Lo spettatore antico assisteva alla tragedia come alla commedia in modo quasi “liturgico”. Questo è il principale effetto di ciò che dicevo prima circa il carattere festivo del teatro. Peraltro, si spiega così il termine theoros, che potremmo tradurre con ‘contemplatore’, impiegato nel greco antico per ciò che oggi definiamo con ‘spettatore’. Originariamente la rappresentazione teatrale era pensata come una vera e propria manifestazione religiosa, pertanto si andava a teatro per vedere, questa è l’etimologia del termine greco, letteralmente “brillare il divino”. Da questo punto di vista, se devo dire qual è l’immagine che considero finora più adeguata al momento che stiamo vivendo, tra tutte quelle ridondati e veicolate dagli organi di informazione in questi mesi, direi che è la via crucis celebrata dal Papa in solitudine, in una notte di pioggia, il Venerdì Santo del 2020. Completamente priva di ogni orpello o elemento spettacolare, a mio parere coglie più di ogni altra rappresentazione il senso del nostro tempo, fornendone anche l’unica risposta possibile: il silenzio di fronte alla catastrofe.
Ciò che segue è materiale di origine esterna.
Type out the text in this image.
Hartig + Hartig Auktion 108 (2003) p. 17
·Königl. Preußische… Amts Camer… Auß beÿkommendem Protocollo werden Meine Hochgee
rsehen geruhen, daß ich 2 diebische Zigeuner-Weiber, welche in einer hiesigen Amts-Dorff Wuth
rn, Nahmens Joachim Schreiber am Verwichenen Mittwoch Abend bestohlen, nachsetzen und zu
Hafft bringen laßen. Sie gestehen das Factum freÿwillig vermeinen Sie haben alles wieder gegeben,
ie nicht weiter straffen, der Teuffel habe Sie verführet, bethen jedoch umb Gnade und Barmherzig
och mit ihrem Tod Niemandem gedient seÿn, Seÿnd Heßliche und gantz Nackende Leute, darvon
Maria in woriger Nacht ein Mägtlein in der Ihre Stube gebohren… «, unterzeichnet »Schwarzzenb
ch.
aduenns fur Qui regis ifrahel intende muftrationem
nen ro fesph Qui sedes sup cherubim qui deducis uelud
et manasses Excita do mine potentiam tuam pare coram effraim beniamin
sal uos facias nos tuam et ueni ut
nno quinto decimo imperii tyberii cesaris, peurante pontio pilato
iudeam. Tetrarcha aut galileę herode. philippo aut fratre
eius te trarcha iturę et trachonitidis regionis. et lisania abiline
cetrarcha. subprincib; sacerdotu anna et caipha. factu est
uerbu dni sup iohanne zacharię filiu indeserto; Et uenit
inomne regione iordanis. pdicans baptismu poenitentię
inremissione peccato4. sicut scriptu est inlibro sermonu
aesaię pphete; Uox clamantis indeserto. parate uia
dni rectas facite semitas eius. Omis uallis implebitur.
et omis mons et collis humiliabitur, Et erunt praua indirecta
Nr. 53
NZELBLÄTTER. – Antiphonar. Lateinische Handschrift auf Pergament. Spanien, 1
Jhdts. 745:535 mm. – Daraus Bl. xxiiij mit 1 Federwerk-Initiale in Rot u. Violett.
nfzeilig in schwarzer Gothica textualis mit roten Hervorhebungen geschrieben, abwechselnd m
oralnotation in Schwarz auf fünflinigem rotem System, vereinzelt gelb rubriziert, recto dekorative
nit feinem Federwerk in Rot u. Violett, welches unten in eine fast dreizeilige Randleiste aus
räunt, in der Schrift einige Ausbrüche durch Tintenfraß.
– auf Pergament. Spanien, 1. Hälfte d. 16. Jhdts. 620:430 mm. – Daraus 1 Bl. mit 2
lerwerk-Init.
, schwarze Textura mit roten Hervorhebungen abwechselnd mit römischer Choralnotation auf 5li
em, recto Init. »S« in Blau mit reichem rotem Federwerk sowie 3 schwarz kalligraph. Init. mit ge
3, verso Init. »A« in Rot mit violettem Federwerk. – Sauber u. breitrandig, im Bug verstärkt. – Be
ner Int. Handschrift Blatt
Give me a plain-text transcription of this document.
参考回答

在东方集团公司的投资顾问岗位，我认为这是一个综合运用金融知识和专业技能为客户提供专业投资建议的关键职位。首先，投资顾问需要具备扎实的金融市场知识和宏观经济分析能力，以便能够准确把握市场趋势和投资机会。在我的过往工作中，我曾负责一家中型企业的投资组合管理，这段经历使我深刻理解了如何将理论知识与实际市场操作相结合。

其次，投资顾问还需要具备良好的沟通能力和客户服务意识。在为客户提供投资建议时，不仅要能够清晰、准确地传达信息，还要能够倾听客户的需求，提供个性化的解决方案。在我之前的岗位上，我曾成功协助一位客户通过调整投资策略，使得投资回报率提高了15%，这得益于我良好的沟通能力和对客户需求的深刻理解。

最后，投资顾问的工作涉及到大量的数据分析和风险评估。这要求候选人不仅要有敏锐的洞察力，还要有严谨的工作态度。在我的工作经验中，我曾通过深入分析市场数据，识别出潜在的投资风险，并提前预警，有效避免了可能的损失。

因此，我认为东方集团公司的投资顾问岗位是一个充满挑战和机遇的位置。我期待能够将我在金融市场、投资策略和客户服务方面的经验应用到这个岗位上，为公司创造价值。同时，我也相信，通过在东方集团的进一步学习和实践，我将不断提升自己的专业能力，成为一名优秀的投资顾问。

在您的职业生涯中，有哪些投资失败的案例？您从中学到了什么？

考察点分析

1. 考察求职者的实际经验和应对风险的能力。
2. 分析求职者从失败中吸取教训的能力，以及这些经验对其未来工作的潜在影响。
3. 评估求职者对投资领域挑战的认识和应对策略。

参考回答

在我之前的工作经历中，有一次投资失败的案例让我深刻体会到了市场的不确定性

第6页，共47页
La sua è una professione inattuale. Risulta ormai del tutto anacronistico definire qualcuno/a filosofo/a. Quale espressione le pare invece più adeguata per descrivere il suo ruolo nella società?

Mi definirei, semplicemente, come uno che è professionalmente incaricato — e che quindi ha un dovere nei confronti della società, e soprattutto delle giovani generazioni — di ricordare che le cose nel corso della storia sono andate in modo diverso da come vanno ora, che il modo in cui vanno ora non è qualcosa di eterno, né di superiore. Mi basterebbe la speranza di far parte, anche minima, di quel movimento di resistenza all’oblio, alla dimenticanza del senso della storia che solo può attivare l’aspirazione a non illudersi né accontentarsi, abbandonandosi passivamente al presente e alle sue, facili attrattive. Ma per farlo, ci vorrebbe, come dice bene nella sua domanda, una carica di “inattualità” che difficilmente oggi si può essere, filosofi compresi, ancora in grado di detenere. Anche in questo caso, le analogie con il teatro sono lampanti. Anche la filosofia rischia di soccombere alla pressione della “società dello spettacolo”. In fondo, ciò che fino ad ora ho definito con questa espressione, se lo volessimo pensare nella sua opposizione con la “vita teoretica” e “il governo dei filosofi” concepiti dai Greci, potrebbe essere anche chiamato, più semplicemente, “società dell’ignoranza. Gli opinion makers del nostro tempo, nonostante possano incidere, grazie a una strumentazione tecnica di inaudita pervasività, sull’opinione pubblica in maniera molto più profonda di quanto potesse avvenire in passato, divulgano, di regola, una visione assai superficiale del mondo. Qualcosa di più comodo, più accattivante, e dunque più facile a diffondersi — proprio come un virus! — di ciò che è più arduo capire e più impegnativo mettere in atto. Teatro, filosofia, università, spero saranno ancora capaci di fare da contromovimento, da “antivirus.